Buono, who said he was one of “Mussolini’s boys” — a member of the army sent to school to be trained as a technician — said the Americans landed in Italy in World War II, and took him and others aboard a minesweeper, where they spent the next four years. Then he came to America.

Mccready offered philosophical thoughts.

“The only war in my time, that I agree realistically we had to get into, was when Japan attacked Pearl Harbor. All the other wars that we have gotten involved in was none of our business,” he said, urging that the United States not get involved in Ukraine before moving on to thoughts about today’s youth.

“I am in a family of nine straight brothers and all of us did serve in the military. Back then it was routine – that’s another thing that we’ve done stupid in this country, was to discontinue the draft,” he said. “In my family, when you would reach 18 years old, you were physically and mentally examined. If you passed those tests you automatically were drafted into a branch of our service. Today no one is drafted any more. You’ve got to volunteer to go in. If the draft was still on you wouldn’t have as many young people in prison as you do now. They’d be in the military.”

 

Passing the buck in a moment of luck equals four times the benefit

Norwalk was lucky several years ago to get Colonial Village converted to Section 8 housing, Norwalk Housing Authority Executive Director Curtis Law said recently.

“The first proposal, they were going to convert 50 units,” he said. “I said, ‘That’s a good idea. Why don’t we have a meeting and you’ll come down and explain to them which units will get replaced.’ (They said) ‘Hold on Mr. Law, we will look into this.’ (They said) ‘Well, we can probably do 100.’ I said, ‘That’s great. You come down and look at what you’re going to do…’ We ended up getting 200 units.”

 

Taking baby steps

Law said that, in a month or two, the Housing Authority would have to think about reorganizing.

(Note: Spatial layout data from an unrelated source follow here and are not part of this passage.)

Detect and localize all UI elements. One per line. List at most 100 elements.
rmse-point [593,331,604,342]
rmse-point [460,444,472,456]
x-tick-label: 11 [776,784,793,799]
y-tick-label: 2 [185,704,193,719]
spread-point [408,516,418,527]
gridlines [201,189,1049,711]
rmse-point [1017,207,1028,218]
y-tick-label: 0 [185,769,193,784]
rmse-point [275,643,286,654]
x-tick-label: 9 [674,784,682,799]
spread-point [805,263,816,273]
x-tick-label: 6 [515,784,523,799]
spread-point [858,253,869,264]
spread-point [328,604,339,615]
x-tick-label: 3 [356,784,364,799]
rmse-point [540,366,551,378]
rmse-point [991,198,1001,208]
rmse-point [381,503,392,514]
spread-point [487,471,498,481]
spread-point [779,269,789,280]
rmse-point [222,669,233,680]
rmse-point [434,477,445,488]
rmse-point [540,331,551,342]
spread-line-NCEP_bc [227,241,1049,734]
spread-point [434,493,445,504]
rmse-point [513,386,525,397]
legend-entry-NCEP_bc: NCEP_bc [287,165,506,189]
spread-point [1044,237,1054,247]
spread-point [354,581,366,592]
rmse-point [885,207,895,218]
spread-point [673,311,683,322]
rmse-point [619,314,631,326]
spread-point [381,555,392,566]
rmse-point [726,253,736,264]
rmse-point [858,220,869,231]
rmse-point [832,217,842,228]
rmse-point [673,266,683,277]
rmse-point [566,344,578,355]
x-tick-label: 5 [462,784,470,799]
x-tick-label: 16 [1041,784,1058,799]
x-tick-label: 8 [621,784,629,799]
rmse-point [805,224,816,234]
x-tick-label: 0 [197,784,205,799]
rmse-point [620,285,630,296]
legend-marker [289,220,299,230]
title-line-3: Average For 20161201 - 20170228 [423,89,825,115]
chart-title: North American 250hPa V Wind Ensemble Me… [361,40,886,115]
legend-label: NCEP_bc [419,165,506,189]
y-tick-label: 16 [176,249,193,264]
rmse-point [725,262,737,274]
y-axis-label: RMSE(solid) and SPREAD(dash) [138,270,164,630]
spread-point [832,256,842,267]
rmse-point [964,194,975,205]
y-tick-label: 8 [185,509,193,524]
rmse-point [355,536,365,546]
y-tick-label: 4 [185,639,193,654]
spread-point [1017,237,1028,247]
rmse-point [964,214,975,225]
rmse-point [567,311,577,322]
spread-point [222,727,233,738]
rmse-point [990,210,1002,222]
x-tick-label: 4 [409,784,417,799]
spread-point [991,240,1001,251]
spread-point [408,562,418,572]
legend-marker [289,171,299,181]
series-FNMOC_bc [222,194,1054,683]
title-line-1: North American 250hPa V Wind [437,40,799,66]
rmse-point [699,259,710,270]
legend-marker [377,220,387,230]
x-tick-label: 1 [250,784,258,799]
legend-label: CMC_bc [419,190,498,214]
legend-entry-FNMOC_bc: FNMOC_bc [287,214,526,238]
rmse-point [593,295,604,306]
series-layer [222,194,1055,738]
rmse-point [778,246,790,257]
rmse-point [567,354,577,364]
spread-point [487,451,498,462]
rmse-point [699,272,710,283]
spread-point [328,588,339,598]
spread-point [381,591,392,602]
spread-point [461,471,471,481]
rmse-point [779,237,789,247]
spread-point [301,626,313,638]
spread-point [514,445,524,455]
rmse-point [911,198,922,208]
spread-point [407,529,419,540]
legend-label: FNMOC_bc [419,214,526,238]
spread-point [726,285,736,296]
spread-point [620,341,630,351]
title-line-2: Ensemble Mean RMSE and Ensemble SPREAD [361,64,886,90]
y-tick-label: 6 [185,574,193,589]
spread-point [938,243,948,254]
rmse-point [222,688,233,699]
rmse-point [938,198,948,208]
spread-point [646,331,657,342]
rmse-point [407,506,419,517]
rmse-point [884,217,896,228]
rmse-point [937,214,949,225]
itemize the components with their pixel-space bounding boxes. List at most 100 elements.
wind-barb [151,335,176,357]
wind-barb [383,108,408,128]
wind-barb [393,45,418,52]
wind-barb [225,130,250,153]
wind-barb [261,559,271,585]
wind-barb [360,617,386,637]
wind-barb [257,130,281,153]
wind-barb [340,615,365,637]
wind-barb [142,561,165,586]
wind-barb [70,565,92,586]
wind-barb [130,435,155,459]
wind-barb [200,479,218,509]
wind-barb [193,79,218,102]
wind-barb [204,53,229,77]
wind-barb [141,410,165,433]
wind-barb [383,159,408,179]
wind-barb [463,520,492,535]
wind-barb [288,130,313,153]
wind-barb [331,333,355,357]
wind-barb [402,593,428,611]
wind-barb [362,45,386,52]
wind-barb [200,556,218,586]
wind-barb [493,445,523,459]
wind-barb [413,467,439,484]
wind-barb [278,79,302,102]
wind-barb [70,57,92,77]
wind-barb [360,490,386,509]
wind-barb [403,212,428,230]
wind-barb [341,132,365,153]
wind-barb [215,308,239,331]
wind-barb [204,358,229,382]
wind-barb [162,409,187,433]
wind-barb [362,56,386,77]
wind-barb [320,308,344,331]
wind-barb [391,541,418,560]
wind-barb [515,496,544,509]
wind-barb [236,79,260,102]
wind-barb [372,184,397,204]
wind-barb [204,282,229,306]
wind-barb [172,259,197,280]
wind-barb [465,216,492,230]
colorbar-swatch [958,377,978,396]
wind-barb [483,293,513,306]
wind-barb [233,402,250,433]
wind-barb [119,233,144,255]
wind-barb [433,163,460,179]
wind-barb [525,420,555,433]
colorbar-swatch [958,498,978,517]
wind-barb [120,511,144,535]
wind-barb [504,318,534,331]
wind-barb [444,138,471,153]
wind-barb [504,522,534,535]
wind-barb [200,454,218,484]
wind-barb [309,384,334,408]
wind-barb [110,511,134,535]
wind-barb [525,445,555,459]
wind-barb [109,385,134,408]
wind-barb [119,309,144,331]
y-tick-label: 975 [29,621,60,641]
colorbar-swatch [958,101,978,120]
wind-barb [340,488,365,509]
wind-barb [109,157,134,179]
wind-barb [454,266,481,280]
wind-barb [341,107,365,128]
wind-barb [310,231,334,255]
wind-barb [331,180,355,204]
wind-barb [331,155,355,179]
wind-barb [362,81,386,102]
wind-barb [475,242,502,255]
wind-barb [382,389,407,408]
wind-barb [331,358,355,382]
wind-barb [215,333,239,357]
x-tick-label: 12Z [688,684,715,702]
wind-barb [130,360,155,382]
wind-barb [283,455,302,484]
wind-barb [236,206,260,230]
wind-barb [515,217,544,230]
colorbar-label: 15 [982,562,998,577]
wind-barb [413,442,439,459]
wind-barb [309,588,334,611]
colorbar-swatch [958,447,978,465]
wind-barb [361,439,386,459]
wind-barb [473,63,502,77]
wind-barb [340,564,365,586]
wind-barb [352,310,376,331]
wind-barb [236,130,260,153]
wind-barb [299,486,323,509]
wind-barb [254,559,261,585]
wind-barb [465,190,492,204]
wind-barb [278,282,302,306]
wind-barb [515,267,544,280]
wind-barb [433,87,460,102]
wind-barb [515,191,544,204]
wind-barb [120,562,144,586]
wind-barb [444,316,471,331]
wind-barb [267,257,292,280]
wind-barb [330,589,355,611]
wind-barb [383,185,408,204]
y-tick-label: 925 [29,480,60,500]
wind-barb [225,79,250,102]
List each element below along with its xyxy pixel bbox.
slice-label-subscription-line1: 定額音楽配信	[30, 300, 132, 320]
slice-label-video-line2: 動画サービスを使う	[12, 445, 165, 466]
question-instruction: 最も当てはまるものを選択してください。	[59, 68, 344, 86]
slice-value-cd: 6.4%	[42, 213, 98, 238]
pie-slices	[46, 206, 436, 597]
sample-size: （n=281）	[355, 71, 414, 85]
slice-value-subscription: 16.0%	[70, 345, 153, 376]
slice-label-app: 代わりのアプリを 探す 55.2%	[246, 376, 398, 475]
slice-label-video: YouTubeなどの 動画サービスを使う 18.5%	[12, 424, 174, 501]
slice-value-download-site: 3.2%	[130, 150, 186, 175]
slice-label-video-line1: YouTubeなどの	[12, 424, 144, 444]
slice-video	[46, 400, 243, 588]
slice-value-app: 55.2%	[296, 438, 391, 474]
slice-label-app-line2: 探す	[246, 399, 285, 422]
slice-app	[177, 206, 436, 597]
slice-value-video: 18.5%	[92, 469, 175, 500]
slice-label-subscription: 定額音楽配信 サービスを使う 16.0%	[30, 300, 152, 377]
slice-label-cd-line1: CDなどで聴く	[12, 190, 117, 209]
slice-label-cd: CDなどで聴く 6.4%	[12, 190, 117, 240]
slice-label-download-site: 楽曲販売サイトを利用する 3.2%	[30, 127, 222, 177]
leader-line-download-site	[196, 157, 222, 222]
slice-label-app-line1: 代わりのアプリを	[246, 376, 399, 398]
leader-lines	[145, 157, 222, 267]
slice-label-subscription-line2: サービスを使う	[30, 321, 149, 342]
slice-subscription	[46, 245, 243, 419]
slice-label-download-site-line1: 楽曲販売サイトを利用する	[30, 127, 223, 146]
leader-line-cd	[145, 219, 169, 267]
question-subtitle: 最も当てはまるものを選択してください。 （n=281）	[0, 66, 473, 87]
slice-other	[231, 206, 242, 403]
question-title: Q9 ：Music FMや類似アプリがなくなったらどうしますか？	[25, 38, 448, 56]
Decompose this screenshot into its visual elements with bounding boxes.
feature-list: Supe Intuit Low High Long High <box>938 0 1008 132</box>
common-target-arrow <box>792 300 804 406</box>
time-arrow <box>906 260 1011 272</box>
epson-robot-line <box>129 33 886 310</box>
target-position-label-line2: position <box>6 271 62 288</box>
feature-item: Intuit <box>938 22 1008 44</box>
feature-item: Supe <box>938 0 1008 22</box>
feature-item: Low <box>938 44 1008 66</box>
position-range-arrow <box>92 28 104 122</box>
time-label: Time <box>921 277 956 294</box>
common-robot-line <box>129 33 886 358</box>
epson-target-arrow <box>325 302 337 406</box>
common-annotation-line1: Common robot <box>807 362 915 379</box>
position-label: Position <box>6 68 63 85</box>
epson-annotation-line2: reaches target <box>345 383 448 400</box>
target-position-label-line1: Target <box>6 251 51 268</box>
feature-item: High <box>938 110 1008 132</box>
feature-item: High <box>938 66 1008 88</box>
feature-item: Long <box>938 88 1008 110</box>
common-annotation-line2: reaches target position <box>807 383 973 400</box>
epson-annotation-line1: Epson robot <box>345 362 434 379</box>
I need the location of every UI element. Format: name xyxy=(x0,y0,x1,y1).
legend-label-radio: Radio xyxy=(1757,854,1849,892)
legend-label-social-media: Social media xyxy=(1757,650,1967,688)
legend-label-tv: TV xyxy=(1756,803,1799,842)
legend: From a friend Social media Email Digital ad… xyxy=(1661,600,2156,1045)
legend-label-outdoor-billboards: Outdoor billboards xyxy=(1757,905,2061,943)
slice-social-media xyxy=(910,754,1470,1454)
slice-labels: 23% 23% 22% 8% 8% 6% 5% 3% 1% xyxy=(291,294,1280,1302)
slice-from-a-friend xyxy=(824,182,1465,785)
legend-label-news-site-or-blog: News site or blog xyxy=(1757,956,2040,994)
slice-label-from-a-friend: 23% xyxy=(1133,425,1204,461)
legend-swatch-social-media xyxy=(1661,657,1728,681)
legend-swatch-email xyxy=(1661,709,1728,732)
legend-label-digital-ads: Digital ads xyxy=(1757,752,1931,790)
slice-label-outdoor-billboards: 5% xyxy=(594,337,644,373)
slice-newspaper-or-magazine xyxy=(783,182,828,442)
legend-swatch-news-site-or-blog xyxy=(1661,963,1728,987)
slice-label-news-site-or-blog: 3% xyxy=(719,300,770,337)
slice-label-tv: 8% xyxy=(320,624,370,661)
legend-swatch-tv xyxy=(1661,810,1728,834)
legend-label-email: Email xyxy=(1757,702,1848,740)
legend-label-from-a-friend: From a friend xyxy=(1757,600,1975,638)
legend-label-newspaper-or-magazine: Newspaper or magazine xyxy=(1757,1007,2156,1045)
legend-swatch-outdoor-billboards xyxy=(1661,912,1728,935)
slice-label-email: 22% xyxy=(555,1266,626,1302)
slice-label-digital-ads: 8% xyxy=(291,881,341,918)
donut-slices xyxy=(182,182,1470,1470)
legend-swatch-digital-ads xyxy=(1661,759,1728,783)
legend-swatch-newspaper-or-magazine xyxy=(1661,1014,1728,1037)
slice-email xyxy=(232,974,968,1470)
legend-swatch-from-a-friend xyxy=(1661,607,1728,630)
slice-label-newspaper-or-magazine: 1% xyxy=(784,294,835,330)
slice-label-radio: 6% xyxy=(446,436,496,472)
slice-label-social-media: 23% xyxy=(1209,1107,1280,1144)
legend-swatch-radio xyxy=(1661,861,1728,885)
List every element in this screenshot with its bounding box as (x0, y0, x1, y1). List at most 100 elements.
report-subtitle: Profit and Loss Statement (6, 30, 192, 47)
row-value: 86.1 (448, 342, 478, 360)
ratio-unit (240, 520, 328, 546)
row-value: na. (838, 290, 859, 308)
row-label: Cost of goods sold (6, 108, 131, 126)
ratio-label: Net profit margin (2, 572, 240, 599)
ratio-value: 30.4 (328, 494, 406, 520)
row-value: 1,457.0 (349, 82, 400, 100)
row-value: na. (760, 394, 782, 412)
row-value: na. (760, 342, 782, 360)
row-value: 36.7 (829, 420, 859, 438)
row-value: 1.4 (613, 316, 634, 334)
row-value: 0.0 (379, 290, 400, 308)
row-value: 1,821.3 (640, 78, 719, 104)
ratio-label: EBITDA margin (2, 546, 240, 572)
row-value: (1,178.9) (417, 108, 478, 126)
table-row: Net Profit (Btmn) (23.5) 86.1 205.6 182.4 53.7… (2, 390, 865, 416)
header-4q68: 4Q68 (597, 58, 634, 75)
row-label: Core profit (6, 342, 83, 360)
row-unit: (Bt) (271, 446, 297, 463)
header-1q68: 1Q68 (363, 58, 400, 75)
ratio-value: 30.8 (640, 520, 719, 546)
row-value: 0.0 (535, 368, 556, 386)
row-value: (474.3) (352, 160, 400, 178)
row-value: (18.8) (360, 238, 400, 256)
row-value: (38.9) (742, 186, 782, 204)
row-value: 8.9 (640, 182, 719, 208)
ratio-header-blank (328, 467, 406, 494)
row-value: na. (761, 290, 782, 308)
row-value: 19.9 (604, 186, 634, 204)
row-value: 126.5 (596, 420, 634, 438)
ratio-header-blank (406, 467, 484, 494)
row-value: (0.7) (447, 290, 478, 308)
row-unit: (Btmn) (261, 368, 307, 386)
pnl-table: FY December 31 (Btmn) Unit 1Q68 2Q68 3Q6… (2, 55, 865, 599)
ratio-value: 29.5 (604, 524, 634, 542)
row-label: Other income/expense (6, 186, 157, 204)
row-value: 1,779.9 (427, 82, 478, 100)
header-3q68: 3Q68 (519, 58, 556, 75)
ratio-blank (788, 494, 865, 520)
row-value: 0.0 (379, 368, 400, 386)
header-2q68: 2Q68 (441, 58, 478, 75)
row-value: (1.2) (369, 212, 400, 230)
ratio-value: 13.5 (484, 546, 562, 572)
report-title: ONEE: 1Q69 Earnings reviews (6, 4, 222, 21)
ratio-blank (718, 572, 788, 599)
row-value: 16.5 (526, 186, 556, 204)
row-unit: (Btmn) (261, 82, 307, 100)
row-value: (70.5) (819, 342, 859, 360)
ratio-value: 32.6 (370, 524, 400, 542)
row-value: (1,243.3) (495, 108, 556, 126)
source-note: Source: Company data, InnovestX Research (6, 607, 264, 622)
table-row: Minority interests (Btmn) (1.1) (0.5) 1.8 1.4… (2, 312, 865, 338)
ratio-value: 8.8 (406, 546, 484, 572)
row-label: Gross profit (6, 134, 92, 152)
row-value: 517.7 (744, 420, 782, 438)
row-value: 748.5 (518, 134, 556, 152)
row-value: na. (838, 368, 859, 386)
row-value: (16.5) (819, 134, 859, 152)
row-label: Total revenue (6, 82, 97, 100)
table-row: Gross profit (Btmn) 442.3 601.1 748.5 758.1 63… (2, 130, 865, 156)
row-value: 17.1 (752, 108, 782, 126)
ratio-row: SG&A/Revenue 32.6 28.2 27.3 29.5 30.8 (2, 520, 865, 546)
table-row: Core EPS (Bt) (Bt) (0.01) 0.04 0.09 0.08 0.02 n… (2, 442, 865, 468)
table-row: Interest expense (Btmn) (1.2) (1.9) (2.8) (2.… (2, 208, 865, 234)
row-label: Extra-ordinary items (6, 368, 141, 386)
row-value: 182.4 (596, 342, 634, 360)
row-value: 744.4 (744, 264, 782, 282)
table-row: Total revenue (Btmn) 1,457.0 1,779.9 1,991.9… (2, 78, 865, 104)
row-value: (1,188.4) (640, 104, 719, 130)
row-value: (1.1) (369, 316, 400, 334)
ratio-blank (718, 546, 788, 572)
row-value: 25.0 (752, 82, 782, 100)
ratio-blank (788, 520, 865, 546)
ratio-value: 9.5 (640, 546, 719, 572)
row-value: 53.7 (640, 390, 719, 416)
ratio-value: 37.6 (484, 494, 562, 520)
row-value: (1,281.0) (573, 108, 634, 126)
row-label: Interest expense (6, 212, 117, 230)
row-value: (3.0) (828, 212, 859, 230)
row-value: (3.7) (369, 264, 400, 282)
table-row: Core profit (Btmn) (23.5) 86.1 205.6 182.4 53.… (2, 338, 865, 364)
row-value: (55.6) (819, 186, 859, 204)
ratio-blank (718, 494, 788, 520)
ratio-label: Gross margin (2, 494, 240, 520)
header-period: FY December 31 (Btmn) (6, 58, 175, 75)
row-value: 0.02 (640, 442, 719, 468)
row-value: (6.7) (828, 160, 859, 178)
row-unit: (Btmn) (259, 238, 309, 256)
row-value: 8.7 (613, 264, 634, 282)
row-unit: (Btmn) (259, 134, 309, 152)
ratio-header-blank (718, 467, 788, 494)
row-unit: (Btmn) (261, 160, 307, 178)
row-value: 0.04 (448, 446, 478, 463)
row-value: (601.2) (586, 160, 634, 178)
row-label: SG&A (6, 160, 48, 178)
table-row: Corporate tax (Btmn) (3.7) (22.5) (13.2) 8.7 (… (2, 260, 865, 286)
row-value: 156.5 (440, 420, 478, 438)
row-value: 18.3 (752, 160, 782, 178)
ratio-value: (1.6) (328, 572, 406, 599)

“We are maxed out,” he said. “What we don’t want to do is not do a good job on the things that we are doing. So we want someone to come and take a look at what we are doing and what it is going to take to keep doing. This may be a heavy burden. There are other things that other folks are looking to the Housing Authority might do as a result of the demise of NEON. When you look around, I don’t know if it’s good or bad but we are still standing.”